Bumping the Default Models

The two default LLM identifiers (WDOC_DEFAULT_MODEL and WDOC_DEFAULT_QUERY_EVAL_MODEL) are duplicated across wdoc/utils/env.py, wdoc/docs/help.md, SKILL.md, README.md, ARCHITECTURE.md, and docker/env.example. Use the repo-root helper instead of editing each file by hand:

./bump_default_models.sh <NEW_STRONG_MODEL> <NEW_EVAL_MODEL>           # dry-run preview
./bump_default_models.sh <NEW_STRONG_MODEL> <NEW_EVAL_MODEL> --apply   # write

env.py is the source of truth for the current values. The script replaces both the full id (provider/path/name) and the basename, and re-syncs the KEY=VALUE lines in docker/env.example independently (so it recovers from prior drift).

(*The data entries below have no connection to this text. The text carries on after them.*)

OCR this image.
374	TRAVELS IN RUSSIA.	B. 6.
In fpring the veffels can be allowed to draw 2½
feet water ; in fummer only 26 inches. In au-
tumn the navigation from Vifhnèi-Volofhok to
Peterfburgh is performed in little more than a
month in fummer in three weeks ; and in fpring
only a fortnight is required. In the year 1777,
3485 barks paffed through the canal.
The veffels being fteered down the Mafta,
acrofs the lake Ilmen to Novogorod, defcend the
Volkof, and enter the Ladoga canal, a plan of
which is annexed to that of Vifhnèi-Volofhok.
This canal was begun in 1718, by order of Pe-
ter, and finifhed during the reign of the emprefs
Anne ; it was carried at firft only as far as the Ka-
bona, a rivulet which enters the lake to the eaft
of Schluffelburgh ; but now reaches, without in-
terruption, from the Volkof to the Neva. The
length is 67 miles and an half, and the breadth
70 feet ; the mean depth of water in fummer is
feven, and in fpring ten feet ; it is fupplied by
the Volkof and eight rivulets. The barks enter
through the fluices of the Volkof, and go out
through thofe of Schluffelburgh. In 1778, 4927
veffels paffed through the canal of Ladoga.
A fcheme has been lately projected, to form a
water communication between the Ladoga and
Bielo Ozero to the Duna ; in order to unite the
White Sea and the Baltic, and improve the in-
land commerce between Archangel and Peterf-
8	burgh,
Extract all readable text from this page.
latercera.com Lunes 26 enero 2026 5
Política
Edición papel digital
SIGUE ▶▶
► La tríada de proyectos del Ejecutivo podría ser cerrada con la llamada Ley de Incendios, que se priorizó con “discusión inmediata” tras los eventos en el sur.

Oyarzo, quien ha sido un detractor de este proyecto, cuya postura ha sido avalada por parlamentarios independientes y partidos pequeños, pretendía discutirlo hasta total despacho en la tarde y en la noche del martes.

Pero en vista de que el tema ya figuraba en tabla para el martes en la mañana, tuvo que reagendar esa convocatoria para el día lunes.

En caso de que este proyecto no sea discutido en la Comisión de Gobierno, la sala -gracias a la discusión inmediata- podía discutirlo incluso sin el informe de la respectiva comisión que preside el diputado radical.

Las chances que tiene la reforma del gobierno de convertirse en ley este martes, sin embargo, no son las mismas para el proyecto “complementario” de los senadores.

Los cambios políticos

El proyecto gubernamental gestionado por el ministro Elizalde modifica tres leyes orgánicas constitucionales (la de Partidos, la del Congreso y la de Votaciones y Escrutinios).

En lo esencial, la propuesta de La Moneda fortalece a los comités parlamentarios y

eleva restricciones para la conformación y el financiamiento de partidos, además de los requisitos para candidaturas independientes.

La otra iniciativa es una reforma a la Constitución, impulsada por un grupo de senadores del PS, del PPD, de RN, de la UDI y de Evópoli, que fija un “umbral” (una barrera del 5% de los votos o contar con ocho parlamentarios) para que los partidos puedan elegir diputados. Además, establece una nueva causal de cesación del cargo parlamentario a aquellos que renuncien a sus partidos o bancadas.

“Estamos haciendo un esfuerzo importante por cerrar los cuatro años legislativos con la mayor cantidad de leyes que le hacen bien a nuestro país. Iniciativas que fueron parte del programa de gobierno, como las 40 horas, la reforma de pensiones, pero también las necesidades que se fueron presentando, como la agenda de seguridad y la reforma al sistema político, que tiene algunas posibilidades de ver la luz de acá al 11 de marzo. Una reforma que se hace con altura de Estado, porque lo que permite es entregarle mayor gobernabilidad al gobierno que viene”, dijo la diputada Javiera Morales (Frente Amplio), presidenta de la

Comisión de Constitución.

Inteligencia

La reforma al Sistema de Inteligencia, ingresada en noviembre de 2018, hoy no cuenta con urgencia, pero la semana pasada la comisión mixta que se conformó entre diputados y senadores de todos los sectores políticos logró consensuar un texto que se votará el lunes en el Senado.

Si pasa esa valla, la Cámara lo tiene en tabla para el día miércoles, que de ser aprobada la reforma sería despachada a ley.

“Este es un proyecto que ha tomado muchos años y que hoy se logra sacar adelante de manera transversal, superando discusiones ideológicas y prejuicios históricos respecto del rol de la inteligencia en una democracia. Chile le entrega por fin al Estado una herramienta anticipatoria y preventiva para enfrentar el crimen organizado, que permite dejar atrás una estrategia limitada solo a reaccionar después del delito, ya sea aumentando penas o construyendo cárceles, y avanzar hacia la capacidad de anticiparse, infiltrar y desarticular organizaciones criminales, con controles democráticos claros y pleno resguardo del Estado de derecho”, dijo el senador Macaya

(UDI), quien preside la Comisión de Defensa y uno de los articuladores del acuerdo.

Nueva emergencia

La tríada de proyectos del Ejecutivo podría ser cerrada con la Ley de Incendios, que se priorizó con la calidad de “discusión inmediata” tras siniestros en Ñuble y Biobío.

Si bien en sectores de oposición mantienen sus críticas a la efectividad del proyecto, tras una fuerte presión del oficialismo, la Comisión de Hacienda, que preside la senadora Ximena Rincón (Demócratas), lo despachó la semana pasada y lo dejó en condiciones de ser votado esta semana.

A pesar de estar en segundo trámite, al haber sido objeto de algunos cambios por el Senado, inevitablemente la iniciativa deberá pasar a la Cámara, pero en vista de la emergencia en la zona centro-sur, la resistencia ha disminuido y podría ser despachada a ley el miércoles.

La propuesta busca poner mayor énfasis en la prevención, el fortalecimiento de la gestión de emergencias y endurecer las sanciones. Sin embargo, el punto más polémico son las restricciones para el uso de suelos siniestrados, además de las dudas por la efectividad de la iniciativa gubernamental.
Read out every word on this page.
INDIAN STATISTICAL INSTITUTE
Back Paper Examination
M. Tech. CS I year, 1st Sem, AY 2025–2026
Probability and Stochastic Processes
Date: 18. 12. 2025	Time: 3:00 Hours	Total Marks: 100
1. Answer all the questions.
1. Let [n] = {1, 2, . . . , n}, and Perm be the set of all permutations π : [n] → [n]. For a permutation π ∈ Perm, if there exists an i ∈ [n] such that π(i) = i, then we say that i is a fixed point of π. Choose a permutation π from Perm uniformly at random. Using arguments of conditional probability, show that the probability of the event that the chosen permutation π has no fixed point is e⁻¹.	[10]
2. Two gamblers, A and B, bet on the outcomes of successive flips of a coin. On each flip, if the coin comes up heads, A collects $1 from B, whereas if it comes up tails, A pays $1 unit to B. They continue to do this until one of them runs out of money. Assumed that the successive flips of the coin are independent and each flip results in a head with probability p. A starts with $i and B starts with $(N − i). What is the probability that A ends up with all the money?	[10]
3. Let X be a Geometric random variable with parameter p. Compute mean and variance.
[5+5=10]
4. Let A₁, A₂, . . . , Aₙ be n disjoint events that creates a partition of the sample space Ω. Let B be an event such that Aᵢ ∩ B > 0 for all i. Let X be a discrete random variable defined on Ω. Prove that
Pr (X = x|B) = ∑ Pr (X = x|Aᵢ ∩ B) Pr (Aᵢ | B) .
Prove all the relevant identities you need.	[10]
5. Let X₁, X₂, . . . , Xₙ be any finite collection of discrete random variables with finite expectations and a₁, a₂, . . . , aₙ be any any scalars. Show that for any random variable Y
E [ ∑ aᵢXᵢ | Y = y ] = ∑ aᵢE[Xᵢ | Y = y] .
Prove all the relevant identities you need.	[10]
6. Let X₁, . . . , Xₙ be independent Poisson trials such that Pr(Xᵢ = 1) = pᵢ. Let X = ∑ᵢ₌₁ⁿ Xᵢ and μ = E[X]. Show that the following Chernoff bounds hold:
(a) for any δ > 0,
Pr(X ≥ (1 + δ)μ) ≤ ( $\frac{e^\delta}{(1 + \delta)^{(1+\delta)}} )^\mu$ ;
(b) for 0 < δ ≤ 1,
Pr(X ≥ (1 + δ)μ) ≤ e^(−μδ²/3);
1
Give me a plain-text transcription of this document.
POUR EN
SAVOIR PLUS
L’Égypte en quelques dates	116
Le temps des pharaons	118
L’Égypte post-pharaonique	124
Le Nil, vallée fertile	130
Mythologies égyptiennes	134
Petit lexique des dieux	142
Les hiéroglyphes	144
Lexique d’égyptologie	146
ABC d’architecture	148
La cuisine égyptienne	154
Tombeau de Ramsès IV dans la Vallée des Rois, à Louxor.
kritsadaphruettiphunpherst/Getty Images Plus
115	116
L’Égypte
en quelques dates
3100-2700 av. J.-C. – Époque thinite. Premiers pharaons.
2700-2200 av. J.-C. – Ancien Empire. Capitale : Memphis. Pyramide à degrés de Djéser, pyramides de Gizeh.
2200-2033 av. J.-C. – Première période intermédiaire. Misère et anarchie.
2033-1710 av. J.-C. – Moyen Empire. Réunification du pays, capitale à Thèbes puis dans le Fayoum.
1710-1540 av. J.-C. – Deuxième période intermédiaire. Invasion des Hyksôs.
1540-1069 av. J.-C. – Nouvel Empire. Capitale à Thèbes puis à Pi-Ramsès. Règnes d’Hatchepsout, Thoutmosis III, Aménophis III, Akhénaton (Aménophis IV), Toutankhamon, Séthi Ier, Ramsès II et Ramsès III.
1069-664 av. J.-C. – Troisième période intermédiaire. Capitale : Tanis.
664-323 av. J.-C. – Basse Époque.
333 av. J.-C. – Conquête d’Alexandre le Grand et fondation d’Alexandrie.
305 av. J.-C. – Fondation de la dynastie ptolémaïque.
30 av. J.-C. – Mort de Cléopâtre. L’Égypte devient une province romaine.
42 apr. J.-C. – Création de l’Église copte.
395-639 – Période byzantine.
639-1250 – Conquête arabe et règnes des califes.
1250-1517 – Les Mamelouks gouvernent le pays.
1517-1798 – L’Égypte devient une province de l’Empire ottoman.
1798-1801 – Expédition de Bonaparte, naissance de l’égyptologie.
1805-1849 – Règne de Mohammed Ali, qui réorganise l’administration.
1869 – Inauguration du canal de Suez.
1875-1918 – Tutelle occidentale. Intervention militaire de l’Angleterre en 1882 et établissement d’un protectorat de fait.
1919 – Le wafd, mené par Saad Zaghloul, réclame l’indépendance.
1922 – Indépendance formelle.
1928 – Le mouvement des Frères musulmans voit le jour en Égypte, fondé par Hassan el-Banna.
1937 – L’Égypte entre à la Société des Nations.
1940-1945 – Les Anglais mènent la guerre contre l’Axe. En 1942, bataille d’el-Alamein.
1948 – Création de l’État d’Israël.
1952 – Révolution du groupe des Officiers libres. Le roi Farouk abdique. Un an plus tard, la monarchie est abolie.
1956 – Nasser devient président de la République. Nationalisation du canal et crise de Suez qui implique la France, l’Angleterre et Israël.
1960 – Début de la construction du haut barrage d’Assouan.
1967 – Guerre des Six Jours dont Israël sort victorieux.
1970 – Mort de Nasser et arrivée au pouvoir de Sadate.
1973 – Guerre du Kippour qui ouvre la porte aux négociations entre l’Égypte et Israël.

It never commits; review with git diff and commit yourself.

Building Documentation

To regenerate the Sphinx autodoc files, run from the repo root:

sphinx-apidoc -o docs/source/ wdoc --force

Key Conventions

  • utils/misc.py is a large utility module (~53KB) — search it before creating new helpers.
  • Piped input to CLI is auto-detected as JSON, TOML, URLs, or file paths (__main__.py).
  • --private / WDOC_PRIVATE_MODE=true blocks all outbound connections and redacts API keys.
  • Binary FAISS embeddings (WDOC_FAISS_COMPRESSION) give ~32x compression; implemented in utils/customs/binary_faiss_vectorstore.py.
  • Semantic batching clusters intermediate answers before combining (scipy hierarchical clustering).
  • Use python not python3 in commands.